Mary Rose is forty-eight and the mother of two children, two-year-old Maggie and five-year-old Matthew. She’s been an actor, a screenwriter and is the author of two successful young adult fantasy novels but now she’s staying at home looking after the kids. Like every parent of young children, her hands are full to overflowing. Just getting out of the door with a two-year-old is a battle and then there are her mother’s constant phone calls and worrying memory lapses, the conversational loops she seems to fall into. Mary Rose leads a typical liberal parent’s life – she buys organic veg, makes sure her kids have the right snacks, attempts to reason them out of their tantrums and takes Maggie to various educational but entertaining toddler pursuits. She worries about her children’s well-being, trying desperately to make everything as safe as she possibly can, but what terrifies her most is her own temper. Adult Onset follows Mary Rose through a week spent wrestling with the legacy of her childhood and struggling to single parent while her wife works at the other end of the country.

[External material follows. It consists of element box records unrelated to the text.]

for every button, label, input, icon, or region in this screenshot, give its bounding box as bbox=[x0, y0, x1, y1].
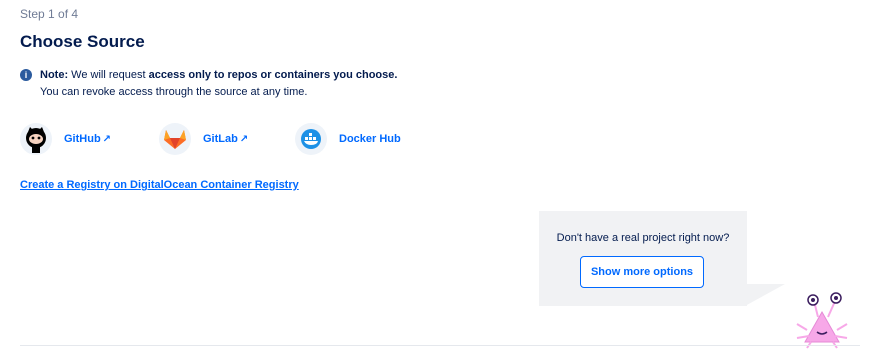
section-divider bbox=[20, 345, 860, 346]
step-indicator: Step 1 of 4 bbox=[20, 7, 79, 21]
note-text: We will request bbox=[71, 69, 146, 81]
note-emphasis: access only to repos or containers you c… bbox=[148, 69, 398, 81]
info-icon: i bbox=[20, 69, 32, 81]
gitlab-icon bbox=[159, 123, 191, 155]
provider-gitlab-label: GitLab bbox=[203, 133, 238, 145]
provider-github-label: GitHub bbox=[64, 133, 101, 145]
provider-docker-hub[interactable]: Docker Hub bbox=[295, 123, 401, 155]
external-link-icon: ↗ bbox=[239, 133, 249, 145]
source-providers: GitHub ↗ GitLab ↗ Docker Hub bbox=[20, 123, 620, 155]
callout-tail bbox=[745, 284, 785, 306]
provider-github[interactable]: GitHub ↗ bbox=[20, 123, 111, 155]
note-line-2: You can revoke access through the source… bbox=[40, 86, 308, 98]
callout-text: Don't have a real project right now? bbox=[556, 232, 730, 244]
note-line-1: Note: We will request access only to rep… bbox=[40, 67, 397, 84]
docker-icon bbox=[295, 123, 327, 155]
page-title: Choose Source bbox=[20, 32, 145, 51]
create-registry-link[interactable]: Create a Registry on DigitalOcean Contai… bbox=[20, 179, 299, 191]
note-label: Note: bbox=[40, 69, 69, 81]
provider-docker-hub-label: Docker Hub bbox=[339, 133, 401, 145]
demo-options-callout: Don't have a real project right now? Sho… bbox=[539, 211, 747, 306]
github-icon bbox=[20, 123, 52, 155]
external-link-icon: ↗ bbox=[102, 133, 112, 145]
show-more-options-button[interactable]: Show more options bbox=[580, 256, 704, 288]
provider-gitlab[interactable]: GitLab ↗ bbox=[159, 123, 248, 155]
sammy-mascot-icon bbox=[796, 292, 848, 349]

The novel roams around Mary Rose’s life, cutting back and forth between her troubling childhood memories and her day-to-day domestic life – her head full of the what-ifs, must-dos and guilt of the average parent – interspersed with scraps of narrative from her parents’ earlier years, beset with the misery of stillbirths, infant deaths and post-natal depression. A picture emerges of a mother who hurled verbal and physical abuse at her children unhindered by the father Mary Rose idolises who failed to intervene or protect his children, insisting that his baby son stop crying as that’s what sissies do. There’s a welcome vein of dark humour running through her novel but what MacDonald is most successful at is capturing the lonely claustrophobia of child-rearing. My one complaint is its length: Mary Rose’s conclusions about the origin of her bone cysts – the condition that led to surgery not once but twice and has resulted in a recurring ‘remembered pain’ – are tortuously reached as well they might be for someone who has not faced her past until parenthood forces it upon her, but readers are likely to get there well before she does. That said MacDonald’s portrayal of the all too easily perpetrated cycle of abuse rings horribly true. Not an easy read then, but a brave and absorbing one which had me gripped towards the end.